Cyclosporine: To date, a limited number of cases have had CR with the use of cyclosporine.35,36 Cyclosporine may be particularly useful in patients with systemic lupus erythematosus.8,37 The dosage should be titrated to maintain a serum trough level of 200 to 400 mcg/mL.35,36,38 Case reports have indicated success with trough levels <200 mcg/mL.35,38 A typical initiation dose is 200 to 300 mg by mouth daily.37,38

Immunoadsorption: Autoantibodies to FVIII are removable via plasmapheresis or immunoadsorption using staphylococcal protein A.39 In addition to extracorporeal removal, patients should receive agents to augment FVIII levels.1 Although antibodies are removable, immunosuppressive agents should be added to the procedure since immunoadsorption has not been proven to shorten the time to CR.10

Immune Tolerance Induction (ITI): Nemes and Pitlik examined the effectiveness of the ITI Budapest protocol in patients with AHA.40 An aggressive 3-week protocol was used (week 1, human FVIII 30 U/kg/day; week 2, FVIII 20 U/kg/day; week 3, 15 U/kg/day; cyclophosphamide 200 mg/day to a total dose of 2-3 g; and methylprednisolone 100 mg/day IV for 1 week, then tapered over 2 weeks) to achieve inhibitor eradication in 13 of 14 patients receiving ITI.40 ITI is rarely used in adults; it is primarily used in young patients with congenital hemophilia and FVIII alloantibodies.10

Special Treatment Considerations

Treatment selection should be individualized in order to minimize toxicity. In a retrospective review of 172 patients with AHA, Delgado and colleagues concluded that approximately one-half of patients experienced morbidity unrelated to bleeding.41 Morbidity was more often related to adverse effects of immunosuppression. To minimize unwanted outcomes, it is crucial to implement the appropriate drug and to utilize a dosage that has been adjusted for comorbidity (i.e., renal and/or hepatic impairment).

In patients with underlying malignancy, inhibitor eradication should take place after the malignancy has been treated. Inhibitor eradication is more attainable once the primary malignancy is controlled.10

Alkylating agents such as cyclophosphamide carry the risk of infertility; therefore, postpartum women should not receive these agents.25 Azathioprine may be particularly useful in patients who are not candidates for alkylating agents.

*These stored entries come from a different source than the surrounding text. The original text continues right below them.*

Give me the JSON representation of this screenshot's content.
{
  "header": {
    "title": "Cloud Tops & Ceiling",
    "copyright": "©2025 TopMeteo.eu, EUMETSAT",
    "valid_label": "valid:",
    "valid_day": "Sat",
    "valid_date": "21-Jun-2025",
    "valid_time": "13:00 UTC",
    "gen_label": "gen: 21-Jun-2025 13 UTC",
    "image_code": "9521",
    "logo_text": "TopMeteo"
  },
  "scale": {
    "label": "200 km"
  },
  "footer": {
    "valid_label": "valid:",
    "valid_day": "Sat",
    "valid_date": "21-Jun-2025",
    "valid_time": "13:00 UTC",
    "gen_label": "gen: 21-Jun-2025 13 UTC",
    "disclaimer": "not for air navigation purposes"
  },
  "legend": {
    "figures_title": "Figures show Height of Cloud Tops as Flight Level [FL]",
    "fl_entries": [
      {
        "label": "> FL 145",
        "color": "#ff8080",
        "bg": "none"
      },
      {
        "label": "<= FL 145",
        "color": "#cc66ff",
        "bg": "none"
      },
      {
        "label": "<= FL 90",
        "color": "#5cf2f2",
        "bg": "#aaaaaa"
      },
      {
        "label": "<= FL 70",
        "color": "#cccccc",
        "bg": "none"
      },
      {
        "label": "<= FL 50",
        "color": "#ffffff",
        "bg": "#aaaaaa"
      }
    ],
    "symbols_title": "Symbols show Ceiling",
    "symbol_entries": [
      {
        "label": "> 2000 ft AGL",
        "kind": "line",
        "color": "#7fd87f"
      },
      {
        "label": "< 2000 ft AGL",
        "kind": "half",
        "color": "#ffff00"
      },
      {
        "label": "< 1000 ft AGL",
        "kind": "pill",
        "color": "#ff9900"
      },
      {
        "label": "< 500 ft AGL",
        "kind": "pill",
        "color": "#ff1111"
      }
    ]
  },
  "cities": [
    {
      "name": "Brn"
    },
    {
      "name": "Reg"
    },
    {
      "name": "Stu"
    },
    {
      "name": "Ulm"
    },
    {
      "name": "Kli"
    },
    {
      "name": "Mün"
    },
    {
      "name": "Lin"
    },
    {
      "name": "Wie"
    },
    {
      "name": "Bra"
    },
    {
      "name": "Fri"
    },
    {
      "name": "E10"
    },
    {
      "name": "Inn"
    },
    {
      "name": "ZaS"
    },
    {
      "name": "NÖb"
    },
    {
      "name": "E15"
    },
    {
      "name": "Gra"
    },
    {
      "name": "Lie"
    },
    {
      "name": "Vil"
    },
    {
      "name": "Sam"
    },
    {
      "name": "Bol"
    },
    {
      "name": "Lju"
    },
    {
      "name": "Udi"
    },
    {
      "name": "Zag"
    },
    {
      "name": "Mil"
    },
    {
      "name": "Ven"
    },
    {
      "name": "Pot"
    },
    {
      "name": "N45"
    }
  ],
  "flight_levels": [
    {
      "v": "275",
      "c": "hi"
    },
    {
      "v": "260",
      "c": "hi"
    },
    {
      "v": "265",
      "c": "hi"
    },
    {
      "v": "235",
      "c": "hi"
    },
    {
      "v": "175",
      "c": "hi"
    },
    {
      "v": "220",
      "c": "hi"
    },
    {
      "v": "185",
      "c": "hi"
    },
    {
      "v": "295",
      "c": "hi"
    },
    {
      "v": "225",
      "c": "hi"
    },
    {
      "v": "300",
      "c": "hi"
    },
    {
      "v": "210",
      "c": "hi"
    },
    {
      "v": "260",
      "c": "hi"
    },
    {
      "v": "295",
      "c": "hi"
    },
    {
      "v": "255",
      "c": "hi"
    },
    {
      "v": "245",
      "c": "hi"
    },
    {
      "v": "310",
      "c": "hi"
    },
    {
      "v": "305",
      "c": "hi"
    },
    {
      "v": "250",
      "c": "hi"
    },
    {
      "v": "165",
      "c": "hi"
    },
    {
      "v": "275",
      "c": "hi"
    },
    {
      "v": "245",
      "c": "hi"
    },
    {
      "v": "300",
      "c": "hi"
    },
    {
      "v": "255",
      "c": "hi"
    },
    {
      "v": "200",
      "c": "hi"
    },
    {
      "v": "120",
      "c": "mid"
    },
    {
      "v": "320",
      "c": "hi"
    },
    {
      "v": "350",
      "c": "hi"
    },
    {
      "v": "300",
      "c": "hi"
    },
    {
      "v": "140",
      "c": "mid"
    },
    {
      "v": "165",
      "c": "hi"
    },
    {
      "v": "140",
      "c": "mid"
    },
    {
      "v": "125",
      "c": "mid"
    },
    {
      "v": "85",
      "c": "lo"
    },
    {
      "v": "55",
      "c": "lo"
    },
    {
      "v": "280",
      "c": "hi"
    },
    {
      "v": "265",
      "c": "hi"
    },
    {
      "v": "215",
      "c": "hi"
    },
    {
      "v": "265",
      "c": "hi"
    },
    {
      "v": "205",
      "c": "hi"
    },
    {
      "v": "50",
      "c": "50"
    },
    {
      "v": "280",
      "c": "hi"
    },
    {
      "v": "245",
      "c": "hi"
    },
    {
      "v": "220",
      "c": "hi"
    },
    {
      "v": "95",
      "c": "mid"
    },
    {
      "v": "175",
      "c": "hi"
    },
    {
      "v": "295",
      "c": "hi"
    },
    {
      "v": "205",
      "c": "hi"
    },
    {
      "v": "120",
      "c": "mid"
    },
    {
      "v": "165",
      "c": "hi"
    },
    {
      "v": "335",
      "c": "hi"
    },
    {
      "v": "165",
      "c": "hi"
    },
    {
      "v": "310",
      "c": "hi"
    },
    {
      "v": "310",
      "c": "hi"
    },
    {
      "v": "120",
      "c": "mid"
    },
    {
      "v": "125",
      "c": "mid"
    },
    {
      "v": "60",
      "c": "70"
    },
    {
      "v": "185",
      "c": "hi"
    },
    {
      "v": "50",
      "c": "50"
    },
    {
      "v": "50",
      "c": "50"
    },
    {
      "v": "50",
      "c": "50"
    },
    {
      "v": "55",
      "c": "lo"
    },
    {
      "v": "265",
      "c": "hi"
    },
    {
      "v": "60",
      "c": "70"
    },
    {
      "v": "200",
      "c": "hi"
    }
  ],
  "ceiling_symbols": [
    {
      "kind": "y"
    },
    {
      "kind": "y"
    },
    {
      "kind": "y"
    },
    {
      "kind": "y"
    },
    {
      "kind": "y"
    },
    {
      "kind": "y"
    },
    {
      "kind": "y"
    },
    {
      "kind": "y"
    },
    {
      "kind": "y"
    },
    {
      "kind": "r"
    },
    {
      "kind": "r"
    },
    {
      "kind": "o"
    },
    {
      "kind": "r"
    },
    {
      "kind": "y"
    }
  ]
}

Patients should be instructed that invasive diagnostic or therapeutic procedures are generally best avoided. Minor procedures such as venipuncture, peripheral catheter placement, and blood pressure measurement should be performed with caution, since they may cause severe bleeding events. Intramuscular injections are contraindicated.

Perioperative management is challenging in AHA. Procedures should be performed only if absolutely necessary and the benefits outweigh the risks. There are no strategies that guarantee hemostasis; however, data support both aPCC and rFVIIa as effective for prophylaxis management.20,42,43 Postponement of procedures until inhibitor eradication has been achieved should be considered, if possible.7


AHA is a rare disease that is associated with significant morbidity and mortality. The various available treatment approaches may be divided into two main categories: management of the acute bleeding episode and inhibitor eradication. Much of the literature supporting treatment is based on case series, case reports, and expert opinion. Given the paucity of data available for the optimal treatment of AHA, it is critical to enroll patients in national and international registries, which will help further understanding of the best treatment approach. Delayed diagnosis or inappropriate treatment may place patients at risk for significant morbidity or mortality. Patients should be referred to a hematology specialist experienced in the treatment of AHA.